U.S. Bankruptcy Judge David Jones allowed the company to extend the deadline to pay rent to July 13, right before a mid-July deadline for it to finalize a concrete business plan, or wind up switching to some sort of sale.

On Thursday, some shareholders on the call at the hearing also alluded to prospective suitors potentially interested in some sort of deal with J.C. Penney, but the company’s attorneys didn’t comment, and Jones said it was too soon to infer interest in the company based on any speculation about the case so far.

“The fact that somebody signs a non-disclosure agreement, that doesn’t mean that they’re a suitor,” Jones said. “It means that they’re kicking tires. The fact that they get into a data room and look around, doesn’t mean that they’re prepared to write a check. It means that they’re looking to see if they think that it’s an opportunity.”

Since temporarily closing all its stores in March during the pandemic, the retailer has reopened some 475 units, with plans to open more in the coming weeks, and the aim of reopening more fully by the end of July.

The reopening process comes with expenses related to addressing store safety and accepting goods to keep shelves stocked, the company has said. It’s also recovering from stores being closed for weeks in April alone, the company’s year-over-year net sales dropped by some 88 percent due to negligible store sales, according to the company.

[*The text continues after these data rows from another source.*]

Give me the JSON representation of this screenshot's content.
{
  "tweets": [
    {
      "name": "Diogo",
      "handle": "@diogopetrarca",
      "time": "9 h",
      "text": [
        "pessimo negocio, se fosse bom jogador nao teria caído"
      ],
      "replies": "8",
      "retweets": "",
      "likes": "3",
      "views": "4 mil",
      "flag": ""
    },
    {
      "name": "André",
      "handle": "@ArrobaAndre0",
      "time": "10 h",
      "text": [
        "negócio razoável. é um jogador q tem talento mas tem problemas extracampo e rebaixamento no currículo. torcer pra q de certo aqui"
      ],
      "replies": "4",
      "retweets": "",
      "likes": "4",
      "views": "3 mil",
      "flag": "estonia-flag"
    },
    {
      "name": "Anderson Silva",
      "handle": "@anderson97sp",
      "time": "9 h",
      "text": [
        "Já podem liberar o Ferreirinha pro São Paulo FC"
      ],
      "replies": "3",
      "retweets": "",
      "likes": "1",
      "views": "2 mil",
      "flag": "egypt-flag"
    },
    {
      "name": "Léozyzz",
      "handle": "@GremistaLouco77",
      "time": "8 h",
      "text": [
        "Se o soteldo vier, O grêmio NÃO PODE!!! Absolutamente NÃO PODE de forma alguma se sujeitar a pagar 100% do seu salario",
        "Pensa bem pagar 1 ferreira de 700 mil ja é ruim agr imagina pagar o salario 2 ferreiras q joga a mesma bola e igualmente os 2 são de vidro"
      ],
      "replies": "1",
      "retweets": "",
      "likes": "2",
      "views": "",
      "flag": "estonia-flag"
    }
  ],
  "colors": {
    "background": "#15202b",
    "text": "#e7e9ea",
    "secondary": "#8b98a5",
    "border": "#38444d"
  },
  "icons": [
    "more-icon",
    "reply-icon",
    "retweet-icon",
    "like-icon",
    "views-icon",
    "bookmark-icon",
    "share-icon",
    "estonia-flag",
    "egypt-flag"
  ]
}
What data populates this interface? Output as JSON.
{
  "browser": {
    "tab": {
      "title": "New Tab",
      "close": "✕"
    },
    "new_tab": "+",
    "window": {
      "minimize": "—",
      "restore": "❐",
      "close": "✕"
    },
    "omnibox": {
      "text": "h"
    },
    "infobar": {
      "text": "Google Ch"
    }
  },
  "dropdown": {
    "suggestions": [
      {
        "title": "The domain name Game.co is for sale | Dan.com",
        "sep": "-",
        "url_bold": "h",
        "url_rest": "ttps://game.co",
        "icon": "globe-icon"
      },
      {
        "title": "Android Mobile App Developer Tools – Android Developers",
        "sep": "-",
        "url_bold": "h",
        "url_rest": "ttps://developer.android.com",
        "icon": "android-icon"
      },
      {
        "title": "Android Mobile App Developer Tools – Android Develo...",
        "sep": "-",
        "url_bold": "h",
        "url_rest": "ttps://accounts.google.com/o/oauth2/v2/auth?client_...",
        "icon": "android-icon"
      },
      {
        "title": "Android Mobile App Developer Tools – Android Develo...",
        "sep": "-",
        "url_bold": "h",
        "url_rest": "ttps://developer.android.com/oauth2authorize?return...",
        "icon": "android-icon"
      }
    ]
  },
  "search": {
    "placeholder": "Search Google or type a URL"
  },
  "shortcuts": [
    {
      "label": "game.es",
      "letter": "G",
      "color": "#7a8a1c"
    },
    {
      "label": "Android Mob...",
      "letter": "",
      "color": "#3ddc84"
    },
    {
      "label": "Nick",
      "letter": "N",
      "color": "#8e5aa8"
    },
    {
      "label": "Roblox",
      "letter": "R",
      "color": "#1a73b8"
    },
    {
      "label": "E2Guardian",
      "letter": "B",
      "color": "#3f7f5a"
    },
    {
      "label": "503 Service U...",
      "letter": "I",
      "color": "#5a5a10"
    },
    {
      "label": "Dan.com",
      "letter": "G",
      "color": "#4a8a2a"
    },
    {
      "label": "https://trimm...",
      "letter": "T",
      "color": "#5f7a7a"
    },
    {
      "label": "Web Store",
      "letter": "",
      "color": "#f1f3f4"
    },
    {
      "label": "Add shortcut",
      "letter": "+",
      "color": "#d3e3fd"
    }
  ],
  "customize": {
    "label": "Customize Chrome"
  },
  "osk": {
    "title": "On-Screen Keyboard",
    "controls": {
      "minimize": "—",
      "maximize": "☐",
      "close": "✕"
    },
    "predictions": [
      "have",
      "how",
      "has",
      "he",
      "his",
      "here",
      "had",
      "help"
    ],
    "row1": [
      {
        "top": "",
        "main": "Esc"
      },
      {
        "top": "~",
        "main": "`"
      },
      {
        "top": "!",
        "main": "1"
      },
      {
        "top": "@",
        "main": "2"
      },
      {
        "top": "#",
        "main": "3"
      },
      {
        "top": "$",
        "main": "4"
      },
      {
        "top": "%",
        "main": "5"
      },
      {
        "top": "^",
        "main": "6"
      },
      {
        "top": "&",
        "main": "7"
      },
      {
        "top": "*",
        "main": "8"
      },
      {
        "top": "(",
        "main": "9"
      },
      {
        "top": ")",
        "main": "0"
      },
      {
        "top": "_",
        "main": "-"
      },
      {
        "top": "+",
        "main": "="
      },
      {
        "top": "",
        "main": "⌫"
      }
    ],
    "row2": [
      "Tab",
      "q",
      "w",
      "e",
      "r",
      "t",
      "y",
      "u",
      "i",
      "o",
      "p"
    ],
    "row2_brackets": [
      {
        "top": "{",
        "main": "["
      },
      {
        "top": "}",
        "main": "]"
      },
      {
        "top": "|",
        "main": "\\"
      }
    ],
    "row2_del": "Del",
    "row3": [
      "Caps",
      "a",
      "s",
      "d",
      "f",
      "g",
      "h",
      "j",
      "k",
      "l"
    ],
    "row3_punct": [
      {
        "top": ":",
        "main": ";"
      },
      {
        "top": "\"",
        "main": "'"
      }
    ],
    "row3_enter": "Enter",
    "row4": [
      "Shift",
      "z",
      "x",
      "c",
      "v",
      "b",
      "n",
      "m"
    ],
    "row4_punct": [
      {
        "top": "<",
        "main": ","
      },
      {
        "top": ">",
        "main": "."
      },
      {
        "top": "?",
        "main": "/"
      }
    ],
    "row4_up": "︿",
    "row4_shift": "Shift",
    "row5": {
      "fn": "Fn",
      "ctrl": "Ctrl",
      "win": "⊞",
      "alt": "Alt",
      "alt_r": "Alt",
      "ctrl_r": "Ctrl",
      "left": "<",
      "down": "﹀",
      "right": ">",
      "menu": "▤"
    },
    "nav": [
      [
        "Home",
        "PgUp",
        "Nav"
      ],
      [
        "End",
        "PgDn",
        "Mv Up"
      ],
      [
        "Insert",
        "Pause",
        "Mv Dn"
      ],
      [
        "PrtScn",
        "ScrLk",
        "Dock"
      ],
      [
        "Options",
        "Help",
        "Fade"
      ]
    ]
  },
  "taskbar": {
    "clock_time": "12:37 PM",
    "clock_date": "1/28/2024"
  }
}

Now it is contending with limited mall traffic even where it has reopened, Aparna Yenamandra of Kirkland & Ellis LLP, which represents J.C. Penney in the proceedings, said at the hearing.

“As we continue to reopen safely, we expect that we’ll continue to see mall traffic steadily increase,” she said.

The stores where Penney’s did pay rent in May include those where Sephora stores operated, said James Mesterharm, a managing director at AlixPartners LLP, and restructuring adviser to J.C. Penney since March. Penney’s and the LVMH Moët Hennessy Louis Vuitton-owned beauty retailer have had a joint enterprise operating contract through which Sephora has stores within Penney’s locations

In the meantime, Penney’s will continue to negotiate rent with its landlords.

A number of landlords had argued that the retailer shouldn’t be allowed to extend its lease payment deadlines during their ongoing negotiations in order to arguably get “a leg up” during the discussions, but the judge overruled those objections.